For California TV stations, it’s full steam ahead when it comes to the state’s gubernatorial recall election.
Arnold Schwarzenegger’s and the rest of the candidates’ media buying efforts remain in place despite the recent decision by a three-judge panel of the U.S. 9th Circuit Court of Appeals that the election should be moved from Oct. 7 to March.
The full court agreed Friday to convene Sept. 22 and reconsider the panel’s controversial decision.
“We are operating as if everything is OK for Oct. 7,” said Sheri Sadler Wolf, executive VP of Encino, Calif.-based Target Enterprises, the media agency for Mr. Schwarzenegger’s campaign. “If you wait you lose steam, you lose precious advertising time. We have been at very high levels the last two weeks.”
Overall, Ms. Wolf expects Mr. Schwarzenegger’s campaign, which has been airing some 370 spots per week on California TV stations, to spend about $10 million in advertising, the majority of it going to TV. Lt. Gov. Cruz Bustamante is estimated to spend $6.5 million on advertising, and the advertising budget for Gov.
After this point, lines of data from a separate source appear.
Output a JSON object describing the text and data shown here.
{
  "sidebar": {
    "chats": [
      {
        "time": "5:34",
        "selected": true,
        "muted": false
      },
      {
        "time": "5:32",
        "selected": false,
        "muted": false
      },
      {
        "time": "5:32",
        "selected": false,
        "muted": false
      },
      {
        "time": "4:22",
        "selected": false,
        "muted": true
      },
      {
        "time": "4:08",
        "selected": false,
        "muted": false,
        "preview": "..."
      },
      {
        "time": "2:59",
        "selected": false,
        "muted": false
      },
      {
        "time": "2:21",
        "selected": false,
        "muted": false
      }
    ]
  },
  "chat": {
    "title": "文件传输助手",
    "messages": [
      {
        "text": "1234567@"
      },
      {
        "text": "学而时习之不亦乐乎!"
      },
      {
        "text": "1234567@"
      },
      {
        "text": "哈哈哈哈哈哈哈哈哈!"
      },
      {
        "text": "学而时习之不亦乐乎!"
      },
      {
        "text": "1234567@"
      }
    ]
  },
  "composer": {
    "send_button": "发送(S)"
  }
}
Gray Davis’ campaign-which aims to vote down the recall election-is estimated at around $2 million. State Sen. Tom McClintock’s advertising budget is believed to be about $600,000.
Ms. Wolf believes candidates will spend about $35 million on election advertising. However, if the decision to move the election to March holds up, political media experts expect all media buying campaigns to stop immediately. Ms. Wolf said that in that case, the Schwarzenegger campaign would have to stop as well. “We can’t keep going at these spending levels,” she said.
So far, TV stations have been accommodating candidates’ media buys. Stations’ general sales managers initially were worried that there wouldn’t be enough room on their schedules for political advertising since the extremely strong local advertising market had them almost sold out. But Mike Kincaid, senior VP and general sales manager of Viacom-owned KCBS-TV and KCAL-TV in Los Angeles, said candidates now are getting on the air to their satisfaction-despite some limitations.
“Almost 80 percent of the stations have been setting limits. You can run up to four times a week, two times a week, or three times a week in specific shows. I can live with that,” Ms. Wolf said.